Five Traits of Successful Athletes

June 1, 2009

By Jack VanDyk, MKIN, CEP, NCCP 1
Jack is the ETS Coordinator at Talisman Centre

Part I

It is amazing that Endurance Training Systems (ETS) celebrated its 5 year anniversary date this past January 2009! As the ETS Coordinator and a training advisor/coach I wanted to share some thoughts regarding what traits or qualities those who have achieved their goals have demonstrated and embodied from my years of coaching and training. Over course there are more than the five I muse about in this short writing, but these five traits or qualities stand out for me and I have found them to be intertwined with one another.

1. Passion

"Passion is an intense emotion compelling feeling, enthusiasm, or desire for anything. Passion often applies to lively or eager interest in or admiration for a proposal, cause, or activity or love." -Wikipedia

It is not enough to simply "want" something. There needs to be some "spark" or desire, purpose perhaps to pursue a goal either in life or sport.
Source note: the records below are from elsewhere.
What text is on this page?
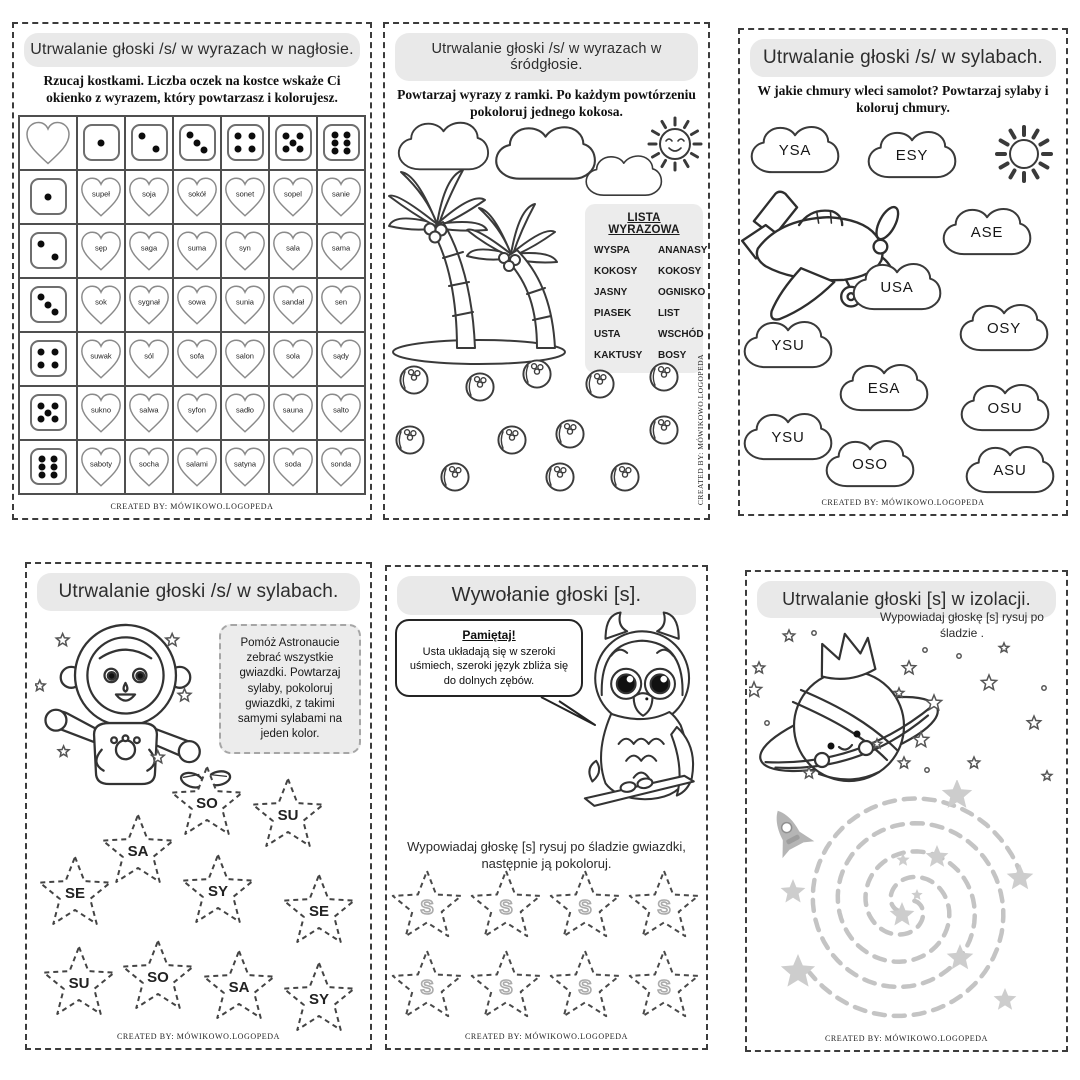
Utrwalanie głoski /s/ w wyrazach w nagłosie.
Rzucaj kostkami. Liczba oczek na kostce wskaże Ci okienko z wyrazem, który powtarzasz i kolorujesz.

	supeł	soja	sokół	sonet	sopel	sanie

	sęp	saga	suma	syn	sala	sama

	sok	sygnał	sowa	sunia	sandał	sen

	suwak	sól	sofa	salon	sola	sądy

	sukno	salwa	syfon	sadło	sauna	salto

	saboty	socha	salami	satyna	soda	sonda
CREATED BY: MÓWIKOWO.LOGOPEDA
Utrwalanie głoski /s/ w wyrazach w śródgłosie.
Powtarzaj wyrazy z ramki. Po każdym powtórzeniu pokoloruj jednego kokosa.
LISTA WYRAZOWA
WYSPA	ANANASY
KOKOSY	KOKOSY
JASNY	OGNISKO
PIASEK	LIST
USTA	WSCHÓD
KAKTUSY	BOSY	CREATED BY: MÓWIKOWO.LOGOPEDA
Utrwalanie głoski /s/ w sylabach.
W jakie chmury wleci samolot? Powtarzaj sylaby i koloruj chmury.
YSA	ESY
ASE
USA
OSY
YSU
ESA
OSU
YSU
OSO	ASU
CREATED BY: MÓWIKOWO.LOGOPEDA
Utrwalanie głoski /s/ w sylabach.
Pomóż Astronaucie zebrać wszystkie gwiazdki. Powtarzaj sylaby, pokoloruj gwiazdki, z takimi samymi sylabami na jeden kolor.
SO
SU
SA
SE	SY
SE
SU	SO
SA
SY
CREATED BY: MÓWIKOWO.LOGOPEDA
Wywołanie głoski [s].
Pamiętaj!
Usta układają się w szeroki uśmiech, szeroki język zbliża się do dolnych zębów.
Wypowiadaj głoskę [s] rysuj po śladzie gwiazdki, następnie ją pokoloruj.
S	S	S	S
S	S	S	S
CREATED BY: MÓWIKOWO.LOGOPEDA
Utrwalanie głoski [s] w izolacji.
Wypowiadaj głoskę [s] rysuj po śladzie .
CREATED BY: MÓWIKOWO.LOGOPEDA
I have worked with 100+ individual athletes over the past 10 years and what differentiates those who succeed from those who don't is their passion. To get up at 5am and run when it is cold and dark outside or to sit on the indoor trainer for several hours is not for everyone. Those who have passion see beyond the wish to sleep in and the boredom of being indoors and continue to focus on "why" they are doing the training. Every workout has a purpose including rest and they embrace that train of thought which yields mental strength that is often counted upon when the chips are down on race day. Once they have achieved their goal(s) the passionate ones look back and see how those training sessions contributed to their achievement making the experience more rewarding and meaningful to them. For those who simply go through the motions, cut workouts short, miss workouts on a regular basis, make excuses for why they can't do this or that are often the ones who don’t understand why they failed to achieve their goal(s) and often finger point to external reasons. Always understand clearly why you are training or working towards something and make sure they are for strong personal reasons rather than just to do something because others are doing it.

2. Commitment

"Personal commitment, interaction dominated by obligations. These obligations may be mutual, or self-imposed, or explicitly stated, or may not. ...Personal commitment, which is often a pledge or promise to ones' self for personal growth. Being bound emotionally/intellectually to a course of action." - Wikipedia

I firmly believe that both commitment and passion are heavily intertwined and could be argued that without one you can not truly have the other. The successful athletes I have worked with show high levels of personal commitment towards the achievement of their goals which is fueled by their passion to fulfill their goals. For those who sign up one year in advance for an Ironman triathlon that is a huge first step towards a commitment to completing that event. However beyond registering for it the tough part lies in the physical and mental preparation required to fulfill it and many participants haven't explored their reasons for doing the Ironman and how that decision can affect those around them. One must become committed to being in the pool by 6am for the coached swim session, one must commit to eating the right foods at the right time to support their daily training and general energy needs and one must be committed to getting to sleep earlier to rest the body and mind etc. With the commitment to doing the things required to successfully prepare for the event, the likelihood of having a "great" day is increased.

For many with a family or a meaningful relationship the commitment to preparing for the event extends beyond the personal realm as the loved ones who are supporting you are often the ones who sacrifice the most. One must realize that doing 4-6 hour rides on weekends for a period of time is required preparation which means that loved ones will be often left behind to do other things. Add to this the recovery time required after such arduous training which may limit what activities can be done with loved ones. There is also a large financial commitment to consider with travel, accommodation, equipment, nutrition perhaps coaching etc. If they are supportive of your goal(s) in doing an event always remember that you are not just committed to yourself, but you are also making a commitment to your loved one’s to ensure your time spent away from them and the financial outlay is productive and will increase the likelihood of success on the big day.

3. Consistency

"Steadfast adherence to the same principles, course, form, etc." –

Training is a cumulative process that takes time. In some cases a lot of time and the successful athletes show a level of consistency day to day, week to week, month to month that leads to the accumulation of high levels of fitness. The process of training hard for a short period of time and then not training for a period of time which so many people fall into just does not yield the same results and these athletes often feel they are "behind" everyone else and often are heard saying "if I had only trained more". Over the years I have learned that even getting out for 30 minutes when pressed for time contributes to the development of my overall fitness if the intensity of the training is maximized for short periods of time and I quickly get back on my regular training program. If I take too many days or weeks of reduced to no training, my overall fitness begins to erode and I am in need of more consistent training to build back up. There are some great software packages on the market that allow us to track our accumulated fitness and measure it against our performance(s) which helps to quantify our training doses and the response it has on our body. However, when training drops off for a period of illness, injury or "life" getting in the way, it is quite easy to see the impact in the graphs. Those who are successful show a steady rise and gain in their fitness curve and their performances and when they can keep training consistently from year to year, continue to show improvements. "You Only Get Out What You Put In".